NM was always ready to let me know how I felt about anything. When I touched something it was always commented on 'it feels so awfully cold right'? 'It feels so rough doesn't it'? 'It feels so good to touch that right'? When I accompanied her to wherever she wanted to go (we always were going somewhere), it was always 'so fun' or 'so exciting' or 'oh, c'mon Scatha, you LOVE this or that, sure you want to come, it will be awesome you see'! So I was told that I loved to get up early and do stuff all day. Turns out that yes, I like going out sometimes, but most of the time I feel better to just read a good book at home for example. And I am definitely a night owl.
It is tearing me apart because I simply don't know now whether we really had cool times together when I was a kid, or whether I was just made to believe that we did. I remember constantly being told that I had the best mom in the world at that most children only got expensive toys but parents never played with them or went to places with them, and that my parents were so much better. And I was envied by other children because NM did everything with me. But they had friends. They had time. They knew about things out there in the world like cartoons and toys and swearwords and cool clothes. I knew nothing about these, since I had no life outside NM. I was kept under a bell jar, and she hovered over me.

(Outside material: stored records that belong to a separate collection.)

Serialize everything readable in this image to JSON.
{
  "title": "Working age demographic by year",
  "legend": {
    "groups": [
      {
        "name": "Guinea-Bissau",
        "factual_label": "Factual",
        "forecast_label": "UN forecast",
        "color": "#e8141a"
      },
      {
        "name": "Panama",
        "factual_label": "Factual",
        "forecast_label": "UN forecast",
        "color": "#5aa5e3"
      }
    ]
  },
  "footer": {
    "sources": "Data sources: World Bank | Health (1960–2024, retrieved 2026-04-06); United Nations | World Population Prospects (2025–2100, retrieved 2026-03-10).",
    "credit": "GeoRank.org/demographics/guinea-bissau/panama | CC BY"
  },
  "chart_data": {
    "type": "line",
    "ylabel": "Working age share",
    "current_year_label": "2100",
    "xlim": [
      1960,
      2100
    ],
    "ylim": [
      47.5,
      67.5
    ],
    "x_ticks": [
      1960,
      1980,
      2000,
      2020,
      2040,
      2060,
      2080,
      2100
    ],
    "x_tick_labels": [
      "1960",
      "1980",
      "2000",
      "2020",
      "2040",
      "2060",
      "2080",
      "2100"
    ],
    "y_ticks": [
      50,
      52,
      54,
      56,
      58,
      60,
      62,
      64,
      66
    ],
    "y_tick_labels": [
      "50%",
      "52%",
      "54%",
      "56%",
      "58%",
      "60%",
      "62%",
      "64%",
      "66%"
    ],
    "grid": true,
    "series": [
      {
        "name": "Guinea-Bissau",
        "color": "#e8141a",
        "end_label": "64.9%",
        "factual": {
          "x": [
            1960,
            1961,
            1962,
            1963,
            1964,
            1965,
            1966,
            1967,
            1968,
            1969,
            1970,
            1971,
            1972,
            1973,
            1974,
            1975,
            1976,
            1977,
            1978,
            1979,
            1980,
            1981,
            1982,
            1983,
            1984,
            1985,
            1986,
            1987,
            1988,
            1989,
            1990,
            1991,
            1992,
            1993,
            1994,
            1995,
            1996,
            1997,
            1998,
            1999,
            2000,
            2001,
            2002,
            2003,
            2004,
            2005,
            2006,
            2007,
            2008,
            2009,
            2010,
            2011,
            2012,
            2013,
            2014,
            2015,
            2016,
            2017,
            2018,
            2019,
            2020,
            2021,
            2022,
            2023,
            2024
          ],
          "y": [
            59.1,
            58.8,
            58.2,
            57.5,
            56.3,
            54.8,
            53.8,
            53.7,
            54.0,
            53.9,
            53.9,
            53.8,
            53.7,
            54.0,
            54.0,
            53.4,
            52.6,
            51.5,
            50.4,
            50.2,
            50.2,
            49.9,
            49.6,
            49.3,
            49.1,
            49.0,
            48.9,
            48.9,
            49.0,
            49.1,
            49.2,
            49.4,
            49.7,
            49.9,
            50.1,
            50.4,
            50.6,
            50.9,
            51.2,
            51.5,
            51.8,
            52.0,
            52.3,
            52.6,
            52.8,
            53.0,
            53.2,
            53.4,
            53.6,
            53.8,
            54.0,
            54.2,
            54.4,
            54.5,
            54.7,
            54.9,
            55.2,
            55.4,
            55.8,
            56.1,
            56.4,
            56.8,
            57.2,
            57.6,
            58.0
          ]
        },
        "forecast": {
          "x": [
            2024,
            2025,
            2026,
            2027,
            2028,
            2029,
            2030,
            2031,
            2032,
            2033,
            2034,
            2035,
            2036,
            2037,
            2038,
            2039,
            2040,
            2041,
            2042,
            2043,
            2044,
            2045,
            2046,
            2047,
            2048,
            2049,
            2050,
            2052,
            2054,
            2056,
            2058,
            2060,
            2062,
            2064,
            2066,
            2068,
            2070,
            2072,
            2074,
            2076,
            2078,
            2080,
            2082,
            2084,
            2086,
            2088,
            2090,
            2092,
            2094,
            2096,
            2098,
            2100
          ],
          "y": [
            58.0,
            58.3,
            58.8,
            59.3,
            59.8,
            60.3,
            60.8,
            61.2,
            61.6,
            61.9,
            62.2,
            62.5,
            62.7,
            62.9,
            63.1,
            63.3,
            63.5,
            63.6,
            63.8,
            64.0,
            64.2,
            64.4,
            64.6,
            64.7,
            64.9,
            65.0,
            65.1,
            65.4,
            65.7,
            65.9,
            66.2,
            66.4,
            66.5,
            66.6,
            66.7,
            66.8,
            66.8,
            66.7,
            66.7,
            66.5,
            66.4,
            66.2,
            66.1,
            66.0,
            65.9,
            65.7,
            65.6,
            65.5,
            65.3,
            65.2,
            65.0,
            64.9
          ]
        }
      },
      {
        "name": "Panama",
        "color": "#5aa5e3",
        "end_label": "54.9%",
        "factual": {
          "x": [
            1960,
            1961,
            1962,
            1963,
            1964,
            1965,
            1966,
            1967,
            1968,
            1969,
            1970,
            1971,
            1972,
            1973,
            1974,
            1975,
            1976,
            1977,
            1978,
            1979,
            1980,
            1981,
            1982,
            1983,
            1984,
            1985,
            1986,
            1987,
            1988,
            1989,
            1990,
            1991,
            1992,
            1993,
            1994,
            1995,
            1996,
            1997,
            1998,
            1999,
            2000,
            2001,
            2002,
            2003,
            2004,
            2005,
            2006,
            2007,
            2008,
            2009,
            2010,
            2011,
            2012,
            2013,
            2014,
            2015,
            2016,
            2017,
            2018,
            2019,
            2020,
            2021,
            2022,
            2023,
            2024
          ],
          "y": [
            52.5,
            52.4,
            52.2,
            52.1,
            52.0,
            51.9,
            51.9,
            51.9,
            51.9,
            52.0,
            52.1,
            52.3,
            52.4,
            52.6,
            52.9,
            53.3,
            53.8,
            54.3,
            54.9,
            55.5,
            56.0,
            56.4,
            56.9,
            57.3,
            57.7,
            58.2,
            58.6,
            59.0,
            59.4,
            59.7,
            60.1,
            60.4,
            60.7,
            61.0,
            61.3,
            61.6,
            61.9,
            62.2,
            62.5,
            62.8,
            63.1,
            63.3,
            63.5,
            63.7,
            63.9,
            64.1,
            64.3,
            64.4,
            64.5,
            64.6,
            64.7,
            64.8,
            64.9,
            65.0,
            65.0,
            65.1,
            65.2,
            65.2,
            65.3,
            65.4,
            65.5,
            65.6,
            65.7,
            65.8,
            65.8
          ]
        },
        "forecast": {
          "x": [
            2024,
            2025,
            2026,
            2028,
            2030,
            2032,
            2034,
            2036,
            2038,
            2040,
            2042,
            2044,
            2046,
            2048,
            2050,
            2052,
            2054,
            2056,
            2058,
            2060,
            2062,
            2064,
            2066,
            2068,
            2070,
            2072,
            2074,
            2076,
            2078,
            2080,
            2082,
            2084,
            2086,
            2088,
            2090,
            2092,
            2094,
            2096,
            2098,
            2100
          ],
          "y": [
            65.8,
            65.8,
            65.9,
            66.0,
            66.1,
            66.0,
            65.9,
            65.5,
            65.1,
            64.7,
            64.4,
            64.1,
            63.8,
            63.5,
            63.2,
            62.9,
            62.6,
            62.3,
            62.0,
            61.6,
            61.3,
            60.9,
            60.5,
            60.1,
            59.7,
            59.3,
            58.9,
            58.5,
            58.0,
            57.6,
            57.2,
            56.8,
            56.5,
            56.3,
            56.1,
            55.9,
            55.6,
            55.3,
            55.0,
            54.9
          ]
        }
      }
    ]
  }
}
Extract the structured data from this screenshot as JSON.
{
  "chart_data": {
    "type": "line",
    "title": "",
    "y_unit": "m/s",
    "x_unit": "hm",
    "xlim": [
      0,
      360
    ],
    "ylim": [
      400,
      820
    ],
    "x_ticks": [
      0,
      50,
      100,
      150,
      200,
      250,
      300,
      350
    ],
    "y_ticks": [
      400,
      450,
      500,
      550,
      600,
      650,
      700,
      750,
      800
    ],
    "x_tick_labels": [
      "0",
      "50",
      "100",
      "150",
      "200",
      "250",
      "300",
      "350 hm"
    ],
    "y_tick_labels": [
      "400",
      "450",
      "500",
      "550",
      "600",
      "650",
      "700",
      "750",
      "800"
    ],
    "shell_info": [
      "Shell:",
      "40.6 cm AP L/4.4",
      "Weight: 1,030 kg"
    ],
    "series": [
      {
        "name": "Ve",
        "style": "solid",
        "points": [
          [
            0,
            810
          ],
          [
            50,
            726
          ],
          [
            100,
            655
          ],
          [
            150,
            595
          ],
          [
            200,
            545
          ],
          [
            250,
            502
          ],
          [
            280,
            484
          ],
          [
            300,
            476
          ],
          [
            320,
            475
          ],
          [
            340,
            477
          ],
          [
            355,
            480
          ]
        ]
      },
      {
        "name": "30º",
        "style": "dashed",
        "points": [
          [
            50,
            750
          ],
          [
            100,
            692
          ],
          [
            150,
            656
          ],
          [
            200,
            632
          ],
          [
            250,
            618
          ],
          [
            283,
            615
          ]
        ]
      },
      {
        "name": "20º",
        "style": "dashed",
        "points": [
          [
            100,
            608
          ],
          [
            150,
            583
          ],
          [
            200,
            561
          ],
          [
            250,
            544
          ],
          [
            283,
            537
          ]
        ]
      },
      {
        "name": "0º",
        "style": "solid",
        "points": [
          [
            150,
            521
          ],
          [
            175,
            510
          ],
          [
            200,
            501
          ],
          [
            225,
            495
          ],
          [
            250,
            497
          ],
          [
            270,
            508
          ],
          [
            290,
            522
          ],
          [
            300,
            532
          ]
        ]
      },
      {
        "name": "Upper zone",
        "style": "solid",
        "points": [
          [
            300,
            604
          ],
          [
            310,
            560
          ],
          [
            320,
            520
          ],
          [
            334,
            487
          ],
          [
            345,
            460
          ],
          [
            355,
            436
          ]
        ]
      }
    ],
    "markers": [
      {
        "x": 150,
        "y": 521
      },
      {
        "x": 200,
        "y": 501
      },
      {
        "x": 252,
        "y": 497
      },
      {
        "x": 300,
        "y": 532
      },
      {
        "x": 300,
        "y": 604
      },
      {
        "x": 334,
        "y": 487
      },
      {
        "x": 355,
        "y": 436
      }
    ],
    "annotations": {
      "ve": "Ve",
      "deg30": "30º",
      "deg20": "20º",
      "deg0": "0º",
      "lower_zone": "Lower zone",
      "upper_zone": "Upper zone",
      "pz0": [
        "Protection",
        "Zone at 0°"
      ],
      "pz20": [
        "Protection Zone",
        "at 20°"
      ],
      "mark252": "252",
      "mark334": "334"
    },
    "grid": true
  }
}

I have never approached the world keeping in mind that I could decide how I feel about it. I have absolutely no idea how to do that at all. Sometimes I just knew that I didn't agree with NM (about clothes, or food, or movies, but that was already in my teens). With fundamental stuff like surfaces, weather conditions, or the like, I have no clue. I know what I was told about how I feel about things. But how do you know whether you really like it or not?
Aaaargh. I'm SO frustrated!
So I guess while trying to be a teenager the first time, I should also start being a 1-year-old, chewing on stuff and touching stuff and smelling stuff and listening to stuff and gazing at stuff? Gosh, people at my age have weddings and kids and puppies.